As a whole the yield obtained during the first season was much higher than the second (Table 3). Such imbalance in fruit setting over the two seasons is largely attributed to the very conducive environment prevailed at all locations during 2007/2008 (Table 5). But the weather condition noticed during 2008/2009 was also conducive for vegetative growth and fruit production but the heavy fruiting noticed in the previous season restricted growth of fruit bearing branches that could set fruit in the following season. This subsequently reduced the yield in 2009/2010 season. This illustrates in general that analyzing stability of performance of Arabica coffee varieties using individual season’s mean as independent variable by the Eberhart and Russel stability model (which is suitable for annual crops) is invalid and leads to wrong conclusions and refinements are required or an appropriate model has to be devised by statisticians for perennial crops (coffee Arabica) to calculate stability of varieties performance across different environments.
 
 
Growth characters
 
Differences among genotypes for plant heights stem girths and canopy diameters were highly significant at all locations. However, means are indicated in Figures 1, 2 and 3. These three growth characters were favored at the mid altitudes where the temperature was high (Table 1). Similar result was reported by Mesfin and Bayeta (1987). But the stunted growth at Jimma as shown in the figures was attributed to poor edaphic factors. Generally, from the growth characters considered, canopy diameter (0.57**) and stem girth (0.59**) exhibited strong positive correlation with yield (Table 6) indicating that these characters have strong tie to improve productivity per tree basis.
 

 


 CONCLUSION

Even though genotypes exhibit significant interaction in performance across wide environments, there are special genotypes which exhibited stable performance across such environments.
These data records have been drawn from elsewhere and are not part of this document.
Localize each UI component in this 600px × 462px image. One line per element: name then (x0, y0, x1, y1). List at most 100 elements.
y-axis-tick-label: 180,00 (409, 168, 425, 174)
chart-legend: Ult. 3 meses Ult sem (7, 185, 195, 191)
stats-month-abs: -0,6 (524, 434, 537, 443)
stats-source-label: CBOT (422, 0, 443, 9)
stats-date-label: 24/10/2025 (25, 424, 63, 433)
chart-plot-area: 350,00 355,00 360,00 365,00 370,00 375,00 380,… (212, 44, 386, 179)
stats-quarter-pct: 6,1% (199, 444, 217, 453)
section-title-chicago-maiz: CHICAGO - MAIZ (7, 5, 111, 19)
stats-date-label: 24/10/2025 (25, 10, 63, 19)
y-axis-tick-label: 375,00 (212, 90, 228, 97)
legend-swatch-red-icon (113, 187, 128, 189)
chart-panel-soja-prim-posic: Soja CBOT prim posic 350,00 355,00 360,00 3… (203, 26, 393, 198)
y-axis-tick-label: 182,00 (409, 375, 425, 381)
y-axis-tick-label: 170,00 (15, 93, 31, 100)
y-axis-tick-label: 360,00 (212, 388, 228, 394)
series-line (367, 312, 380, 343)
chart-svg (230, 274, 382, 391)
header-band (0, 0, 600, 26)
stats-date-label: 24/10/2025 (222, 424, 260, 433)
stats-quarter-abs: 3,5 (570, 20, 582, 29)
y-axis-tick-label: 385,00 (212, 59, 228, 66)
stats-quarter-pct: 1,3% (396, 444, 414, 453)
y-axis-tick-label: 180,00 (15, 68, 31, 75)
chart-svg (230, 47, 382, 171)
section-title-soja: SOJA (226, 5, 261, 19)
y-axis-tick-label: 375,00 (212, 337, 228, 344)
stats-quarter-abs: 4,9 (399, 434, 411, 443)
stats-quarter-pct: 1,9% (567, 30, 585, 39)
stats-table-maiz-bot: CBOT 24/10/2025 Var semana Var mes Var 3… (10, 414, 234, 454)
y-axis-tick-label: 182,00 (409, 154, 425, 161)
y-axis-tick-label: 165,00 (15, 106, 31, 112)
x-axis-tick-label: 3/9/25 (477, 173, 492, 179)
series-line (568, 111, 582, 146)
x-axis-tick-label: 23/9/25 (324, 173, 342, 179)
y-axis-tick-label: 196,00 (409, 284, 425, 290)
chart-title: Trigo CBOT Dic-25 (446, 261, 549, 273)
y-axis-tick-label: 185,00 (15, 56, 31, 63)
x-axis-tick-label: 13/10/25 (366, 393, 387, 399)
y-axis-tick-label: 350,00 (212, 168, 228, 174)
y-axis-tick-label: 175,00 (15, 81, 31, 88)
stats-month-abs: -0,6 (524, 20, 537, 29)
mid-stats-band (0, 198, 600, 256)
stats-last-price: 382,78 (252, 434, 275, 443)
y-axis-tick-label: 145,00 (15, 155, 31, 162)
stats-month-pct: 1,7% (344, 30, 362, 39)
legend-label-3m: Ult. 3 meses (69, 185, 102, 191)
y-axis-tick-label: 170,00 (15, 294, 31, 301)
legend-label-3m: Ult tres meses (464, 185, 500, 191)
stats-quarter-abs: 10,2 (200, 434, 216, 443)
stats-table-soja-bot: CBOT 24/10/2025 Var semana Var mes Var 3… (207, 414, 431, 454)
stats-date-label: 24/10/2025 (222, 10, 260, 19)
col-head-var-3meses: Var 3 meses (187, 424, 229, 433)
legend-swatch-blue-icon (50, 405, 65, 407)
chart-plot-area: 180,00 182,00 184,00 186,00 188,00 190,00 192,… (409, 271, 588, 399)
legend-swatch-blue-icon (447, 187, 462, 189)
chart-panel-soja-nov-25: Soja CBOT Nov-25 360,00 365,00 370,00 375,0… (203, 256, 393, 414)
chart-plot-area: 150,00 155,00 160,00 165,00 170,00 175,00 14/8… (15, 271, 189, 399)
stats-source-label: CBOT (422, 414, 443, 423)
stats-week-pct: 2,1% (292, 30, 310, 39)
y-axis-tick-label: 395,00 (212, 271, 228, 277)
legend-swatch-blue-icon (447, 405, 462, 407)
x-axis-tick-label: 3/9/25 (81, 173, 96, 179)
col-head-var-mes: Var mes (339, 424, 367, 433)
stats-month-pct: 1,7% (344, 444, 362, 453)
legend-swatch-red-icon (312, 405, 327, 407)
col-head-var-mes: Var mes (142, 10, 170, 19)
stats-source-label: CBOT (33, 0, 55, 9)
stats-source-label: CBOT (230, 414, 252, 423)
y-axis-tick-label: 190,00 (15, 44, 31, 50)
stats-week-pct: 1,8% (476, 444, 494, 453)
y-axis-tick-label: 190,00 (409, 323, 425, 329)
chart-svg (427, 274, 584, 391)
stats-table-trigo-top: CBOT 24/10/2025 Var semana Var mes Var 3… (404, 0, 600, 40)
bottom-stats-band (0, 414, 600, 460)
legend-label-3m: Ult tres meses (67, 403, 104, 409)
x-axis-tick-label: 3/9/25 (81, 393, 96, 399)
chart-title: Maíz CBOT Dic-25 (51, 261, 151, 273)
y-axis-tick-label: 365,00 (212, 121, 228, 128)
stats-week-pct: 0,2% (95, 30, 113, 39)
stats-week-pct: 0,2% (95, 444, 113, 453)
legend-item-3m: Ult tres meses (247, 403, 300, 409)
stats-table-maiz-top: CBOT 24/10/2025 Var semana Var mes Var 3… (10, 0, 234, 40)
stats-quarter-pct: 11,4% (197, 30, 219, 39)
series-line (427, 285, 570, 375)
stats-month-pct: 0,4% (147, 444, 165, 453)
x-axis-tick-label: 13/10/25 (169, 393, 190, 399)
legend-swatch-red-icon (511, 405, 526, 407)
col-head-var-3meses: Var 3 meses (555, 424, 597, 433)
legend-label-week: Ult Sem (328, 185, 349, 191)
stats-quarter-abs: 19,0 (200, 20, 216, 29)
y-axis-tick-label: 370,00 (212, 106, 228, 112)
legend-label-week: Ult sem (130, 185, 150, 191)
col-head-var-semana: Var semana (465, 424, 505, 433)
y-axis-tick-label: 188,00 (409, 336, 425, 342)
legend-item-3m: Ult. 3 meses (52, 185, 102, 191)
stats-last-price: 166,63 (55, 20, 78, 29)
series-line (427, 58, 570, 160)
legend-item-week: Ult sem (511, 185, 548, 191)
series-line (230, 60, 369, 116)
This shows that it is possible to maximize coffee production across the target coffee growing environments in Ethiopia by subdividing the whole environments into sub-regions and developing independent varieties for each sub-region separately.
 
From the evaluation of genotypes across different environments it was seen that fluctuation of yield of Arabica coffee over seasons was higher at less favorable than favorable environments.  However, such  fluctuation of yield can be minimized by applying agronomic practices  such  as  adequate   fertilization,   mulching   or growing coffee orchards in optimum shade levels.
 
Generally, genotypes of all branch configuration (compact, intermediate or open) exhibited superior fruit production and vegetative growth at medium than high altitude areas showing the fact that the former is more favorable and productive for coffee  production than the latter if other climatic and edaphic factors are kept not limiting. 
 
Pre-selection of genotypes at favorable environment favored those genotypes which responded favorably at similar than different environments. Therefore, preliminary evaluations before multi-location adaptation tests should be done in contrasting environments of one favorable and the other unfavorable so that genotypes with better performance in both environments can be fit to be used across wide environments.


 CONFLICT OF INTEREST

The author(s) have not declared any conflict of interest.